To Berkeley for the #logansymposium2015, an investigative journalism conference funded by the Reva & David Logan Foundation, which has been a major historic backer of the Center for Investigative Reporting and Lowell Bergman’s Investigative Reporting Program at the university.
One of the most impactful comments for me came from one of the more discreet participants, Elspeth Revere from the influential MacArthur Foundation [fully, the John D. and Catherine T. MacArthur Foundation], a backer of Public Integrity. In a closing panel on the future of investigative reporting, she gave three measures for how she looks at the value of MacArthur grants to investigative reporting outfits, adding “we’re not very measurement oriented”.

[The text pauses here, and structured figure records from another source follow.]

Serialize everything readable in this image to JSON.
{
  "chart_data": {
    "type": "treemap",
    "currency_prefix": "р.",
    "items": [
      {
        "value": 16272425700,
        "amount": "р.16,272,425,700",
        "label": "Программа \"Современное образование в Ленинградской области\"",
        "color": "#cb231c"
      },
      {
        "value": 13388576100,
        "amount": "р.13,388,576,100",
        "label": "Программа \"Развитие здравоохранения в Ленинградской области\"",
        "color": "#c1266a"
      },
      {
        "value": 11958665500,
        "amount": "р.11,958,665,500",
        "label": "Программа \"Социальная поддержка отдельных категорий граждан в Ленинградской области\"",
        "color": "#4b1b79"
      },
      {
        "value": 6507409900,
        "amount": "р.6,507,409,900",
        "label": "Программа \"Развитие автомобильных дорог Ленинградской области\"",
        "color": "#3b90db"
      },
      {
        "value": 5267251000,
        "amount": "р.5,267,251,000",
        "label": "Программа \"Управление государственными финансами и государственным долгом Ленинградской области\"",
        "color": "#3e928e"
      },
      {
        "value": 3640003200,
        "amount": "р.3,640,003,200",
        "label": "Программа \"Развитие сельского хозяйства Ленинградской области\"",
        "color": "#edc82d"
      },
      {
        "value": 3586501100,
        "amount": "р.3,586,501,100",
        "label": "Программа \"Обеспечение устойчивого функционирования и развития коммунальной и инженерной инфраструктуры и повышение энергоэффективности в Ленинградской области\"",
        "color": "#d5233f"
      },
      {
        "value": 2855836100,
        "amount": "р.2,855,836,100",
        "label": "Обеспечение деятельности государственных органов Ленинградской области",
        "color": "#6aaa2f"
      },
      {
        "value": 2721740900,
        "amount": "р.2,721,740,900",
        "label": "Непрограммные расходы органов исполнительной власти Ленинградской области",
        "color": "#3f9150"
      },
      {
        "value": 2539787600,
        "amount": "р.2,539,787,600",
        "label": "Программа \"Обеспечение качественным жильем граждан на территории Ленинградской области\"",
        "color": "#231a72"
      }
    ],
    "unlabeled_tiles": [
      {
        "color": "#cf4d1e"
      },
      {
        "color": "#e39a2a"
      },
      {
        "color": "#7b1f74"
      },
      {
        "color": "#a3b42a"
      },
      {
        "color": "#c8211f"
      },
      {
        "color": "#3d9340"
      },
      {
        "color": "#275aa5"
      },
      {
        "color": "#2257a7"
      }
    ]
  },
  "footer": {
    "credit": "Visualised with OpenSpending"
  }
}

She said she looks first at “reach” but based on the recipient’s own metrics, not new metrics imposed by her group. Secondly she looks at “prestigious prizes” to reflect industry and professional recognition of quality. Thirdly, and she recognized most long term: policy change.
Reassuringly, Elspeth, in regard to support for investigative journalism, said “no one questions your right to be in this”, adding she felt investigative journalism was “one of the very good uses of philanthropic money”.
Measurement of impact and a focus on dissemination of investigative reporting to the widest possible audience are huge issues for donors and nonprofit investigative outlets right now, driven in large part by pressure on donors for greater evidence of their own effectiveness.